So let’s take a short break from Killer Covers’ month-long tribute to artist Robert McGinnis, and instead ooh and ahh over a couple of other paperback book fronts I’ve had tucked away in my files for some while. The façade on the left comes from the 1968 Fawcett Gold Medal edition of The Price of Murder, by John D. MacDonald (a work originally published in 1957). As Steve Scott recalls in his excellent blog, The Trap of Solid Gold--recently reinvigorated after a much-too-long hiatus--The Price of Murder was Macdonald’s 20th novel, a standalone paperback original. He explains that
The basic plot of the novel is centered around a MacGuffin: nearly half a million dollars in hot cash that originated as ransom for two young children who were kidnapped, never returned and who were later found murdered. The offspring of a Houston millionaire, the young boys’ kidnapping became a newspaper sensation once their bodies were found and it was revealed that all of the ransom cash--small-denomination bills--had been recorded and was traceable, making it virtually un-spendable. This fact was unknown to the kidnappers before the boys’ bodies were found, and they were quickly located in a small farmhouse near Orangeville, Pennsylvania (where JDM’s parents owned a summer home when John was a young boy). After a gun battle that left the three kidnappers dead, a portion of the ransom loot--one-hundred and sixty-five thousand dollars--was recovered, leaving the location of the remaining $327,000 a mystery. In the chaos of the gun battle a county cop grabbed one of two suitcases containing the money and hid it, afraid to try and spend or move it for over a year. Eventually he sold it to an underworld contact for $10,000, who then sold it to a Cleveland speculator who eventually became uncomfortable with it and unloaded it to a Detroit mobster for $15,000. But like all of the previous owners, the Detroit man is too scared to try and pass what has now become viewed as cursed money, and a widespread superstition among the underworld about the cash is making it difficult for him to get rid of it.I wish I knew even half as much about the artist responsible for the cover of this 46-year-old paperback as I know, from Scott, about the book’s story line. In his John D. MacDonald Covers blog, Chris Ogle writes that the illustrator is officially unknown. Ogle offers a few compliments about that artist’s work, though: “What a superb cover! The girl is looking directly at the viewer as if she expects help from you. The man’s face is hidden, which makes him even more insidious. The lighting is coming from the upper left which puts her shadowed face in the foreground, a reversal of normal composition. And the hand! Ah, the hand!” Indeed, this front is wonderfully haunting, especially thanks to its teaser: “She was so alive and he needed her so badly, there was nothing to do but kill her …” I hope someday to find a copy of this edition for my own library.

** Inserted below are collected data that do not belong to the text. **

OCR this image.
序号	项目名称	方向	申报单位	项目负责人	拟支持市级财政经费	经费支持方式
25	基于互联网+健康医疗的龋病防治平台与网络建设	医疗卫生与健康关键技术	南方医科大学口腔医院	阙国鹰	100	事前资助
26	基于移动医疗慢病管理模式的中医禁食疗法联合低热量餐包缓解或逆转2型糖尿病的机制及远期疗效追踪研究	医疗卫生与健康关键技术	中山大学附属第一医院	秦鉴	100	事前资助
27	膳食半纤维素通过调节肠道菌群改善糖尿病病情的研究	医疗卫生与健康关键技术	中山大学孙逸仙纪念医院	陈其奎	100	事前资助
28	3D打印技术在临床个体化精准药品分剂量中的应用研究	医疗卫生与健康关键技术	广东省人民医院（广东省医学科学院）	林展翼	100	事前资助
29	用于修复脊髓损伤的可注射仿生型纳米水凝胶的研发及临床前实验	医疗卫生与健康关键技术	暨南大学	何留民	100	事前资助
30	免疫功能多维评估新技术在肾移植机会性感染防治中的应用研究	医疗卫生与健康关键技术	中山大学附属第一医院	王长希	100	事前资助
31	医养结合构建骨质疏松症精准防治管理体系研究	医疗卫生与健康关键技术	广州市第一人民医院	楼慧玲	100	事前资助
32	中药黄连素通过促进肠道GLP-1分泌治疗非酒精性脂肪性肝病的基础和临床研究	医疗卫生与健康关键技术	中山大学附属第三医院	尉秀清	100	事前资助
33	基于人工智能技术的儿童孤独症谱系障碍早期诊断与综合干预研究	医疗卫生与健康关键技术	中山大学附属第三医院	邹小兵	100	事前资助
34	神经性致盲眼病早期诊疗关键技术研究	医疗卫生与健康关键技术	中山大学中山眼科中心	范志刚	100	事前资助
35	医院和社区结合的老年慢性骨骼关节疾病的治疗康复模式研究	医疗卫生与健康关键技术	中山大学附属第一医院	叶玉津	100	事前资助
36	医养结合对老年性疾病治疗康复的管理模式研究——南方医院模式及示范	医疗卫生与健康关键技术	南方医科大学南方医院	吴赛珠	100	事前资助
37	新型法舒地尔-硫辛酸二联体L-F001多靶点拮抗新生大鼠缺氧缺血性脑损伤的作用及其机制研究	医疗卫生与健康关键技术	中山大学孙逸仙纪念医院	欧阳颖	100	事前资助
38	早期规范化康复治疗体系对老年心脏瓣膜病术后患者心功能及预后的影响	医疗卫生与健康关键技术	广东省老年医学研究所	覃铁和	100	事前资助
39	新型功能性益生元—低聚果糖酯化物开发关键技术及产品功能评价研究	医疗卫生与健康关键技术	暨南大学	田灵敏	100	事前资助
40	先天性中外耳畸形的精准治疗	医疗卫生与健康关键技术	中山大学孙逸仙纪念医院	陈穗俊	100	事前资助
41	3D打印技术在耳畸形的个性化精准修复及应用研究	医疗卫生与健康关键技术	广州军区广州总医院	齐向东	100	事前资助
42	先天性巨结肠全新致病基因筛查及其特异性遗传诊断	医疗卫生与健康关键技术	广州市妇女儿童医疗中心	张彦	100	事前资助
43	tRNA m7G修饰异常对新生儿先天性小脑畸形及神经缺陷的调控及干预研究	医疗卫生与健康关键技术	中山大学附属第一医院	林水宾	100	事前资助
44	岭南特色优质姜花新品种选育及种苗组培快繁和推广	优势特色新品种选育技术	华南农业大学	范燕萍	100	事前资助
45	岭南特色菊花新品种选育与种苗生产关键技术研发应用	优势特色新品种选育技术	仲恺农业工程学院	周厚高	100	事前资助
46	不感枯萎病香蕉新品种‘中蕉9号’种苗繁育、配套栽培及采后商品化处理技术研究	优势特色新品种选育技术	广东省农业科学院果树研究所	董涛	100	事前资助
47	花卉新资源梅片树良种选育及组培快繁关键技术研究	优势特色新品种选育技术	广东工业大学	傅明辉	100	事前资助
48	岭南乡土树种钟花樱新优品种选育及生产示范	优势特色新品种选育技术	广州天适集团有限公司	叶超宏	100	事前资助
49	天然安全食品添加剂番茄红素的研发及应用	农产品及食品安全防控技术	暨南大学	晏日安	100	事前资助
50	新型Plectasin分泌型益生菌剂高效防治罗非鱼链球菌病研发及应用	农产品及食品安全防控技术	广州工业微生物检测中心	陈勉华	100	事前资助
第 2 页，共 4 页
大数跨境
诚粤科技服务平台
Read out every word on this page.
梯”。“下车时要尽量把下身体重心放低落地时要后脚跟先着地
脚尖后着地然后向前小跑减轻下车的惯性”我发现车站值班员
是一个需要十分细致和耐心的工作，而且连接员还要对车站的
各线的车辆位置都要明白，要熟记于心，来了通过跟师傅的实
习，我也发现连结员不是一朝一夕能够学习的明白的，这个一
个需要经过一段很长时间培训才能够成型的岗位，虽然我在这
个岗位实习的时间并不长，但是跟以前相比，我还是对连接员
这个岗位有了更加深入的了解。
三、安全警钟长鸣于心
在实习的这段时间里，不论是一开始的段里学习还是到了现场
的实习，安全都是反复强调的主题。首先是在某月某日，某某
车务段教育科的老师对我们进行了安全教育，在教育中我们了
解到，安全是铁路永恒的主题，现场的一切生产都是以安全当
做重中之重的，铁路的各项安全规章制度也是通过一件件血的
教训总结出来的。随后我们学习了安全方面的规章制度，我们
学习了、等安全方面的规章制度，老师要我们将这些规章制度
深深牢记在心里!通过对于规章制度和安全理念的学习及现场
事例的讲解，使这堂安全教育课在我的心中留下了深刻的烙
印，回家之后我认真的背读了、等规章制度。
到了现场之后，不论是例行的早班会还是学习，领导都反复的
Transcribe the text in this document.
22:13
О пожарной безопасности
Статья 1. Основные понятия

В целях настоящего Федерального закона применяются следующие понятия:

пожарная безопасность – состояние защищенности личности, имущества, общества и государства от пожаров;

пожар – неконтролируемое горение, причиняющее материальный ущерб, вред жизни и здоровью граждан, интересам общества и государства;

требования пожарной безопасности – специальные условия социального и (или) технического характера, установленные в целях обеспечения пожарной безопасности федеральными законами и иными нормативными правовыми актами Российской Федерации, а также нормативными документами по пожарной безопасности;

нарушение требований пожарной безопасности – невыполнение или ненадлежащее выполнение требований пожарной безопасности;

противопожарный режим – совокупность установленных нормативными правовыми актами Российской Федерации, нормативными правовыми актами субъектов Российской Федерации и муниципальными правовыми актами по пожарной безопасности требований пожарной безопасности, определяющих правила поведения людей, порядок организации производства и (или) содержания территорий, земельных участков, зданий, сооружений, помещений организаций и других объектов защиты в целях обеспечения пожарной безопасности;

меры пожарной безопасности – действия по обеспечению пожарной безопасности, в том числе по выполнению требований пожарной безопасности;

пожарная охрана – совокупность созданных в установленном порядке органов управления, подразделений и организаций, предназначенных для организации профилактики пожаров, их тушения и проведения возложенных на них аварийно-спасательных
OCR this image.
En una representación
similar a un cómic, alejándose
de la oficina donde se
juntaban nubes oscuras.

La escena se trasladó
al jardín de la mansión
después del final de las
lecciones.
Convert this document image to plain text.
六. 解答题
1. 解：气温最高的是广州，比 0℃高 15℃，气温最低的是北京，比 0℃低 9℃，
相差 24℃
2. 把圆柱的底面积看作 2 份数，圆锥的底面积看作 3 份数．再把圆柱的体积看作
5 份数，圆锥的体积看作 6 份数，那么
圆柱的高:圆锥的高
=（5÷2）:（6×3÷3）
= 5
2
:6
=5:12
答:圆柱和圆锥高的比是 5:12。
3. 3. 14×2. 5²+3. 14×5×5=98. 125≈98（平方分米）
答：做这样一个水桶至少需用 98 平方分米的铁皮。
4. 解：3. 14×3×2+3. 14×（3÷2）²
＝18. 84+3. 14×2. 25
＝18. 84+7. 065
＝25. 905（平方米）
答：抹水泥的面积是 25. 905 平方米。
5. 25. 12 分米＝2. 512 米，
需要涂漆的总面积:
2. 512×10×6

Now let’s consider the image above and to the right. It demonstrates the talent of Sam Cherry, who painted covers for many of the 20th-century pulp mags as well as paperback book covers. In this case, Cherry was introducing the 1952 Popular Library edition of What Price Murder, by Cleve F. Adams. During his career, Adams produced a succession of novels featuring Los Angeles private eye Rex McBride--“one of the most repugnant characters in detective fiction history,” according to a Rara-Avis critic--but What Price Murder, first published by Dutton in 1942, was a non-series yarn. Blogger-author Evan Lewis, who declares himself “a big fan of the Rex McBride series,” briefly describes the plot of this book thusly:
[In-house insurance investigator Stephen] McCloud is racing to recover two million dollars in stolen diamonds-by whatever means necessary--before his boss is forced to pay out on the insurance claim. And it’s tough going. When he’s not getting drunk or chasing women, he’s getting conked on the head, robbed, and running from the cops on suspicion of murder. For an Adams hero, of course, that’s all in a day’s work. And it makes for a fine read.For all of the violence Steve McCloud might have to endure in this tale, Cherry’s art suggests there’s at least some blond, deep-cleavaged compensation for his trouble.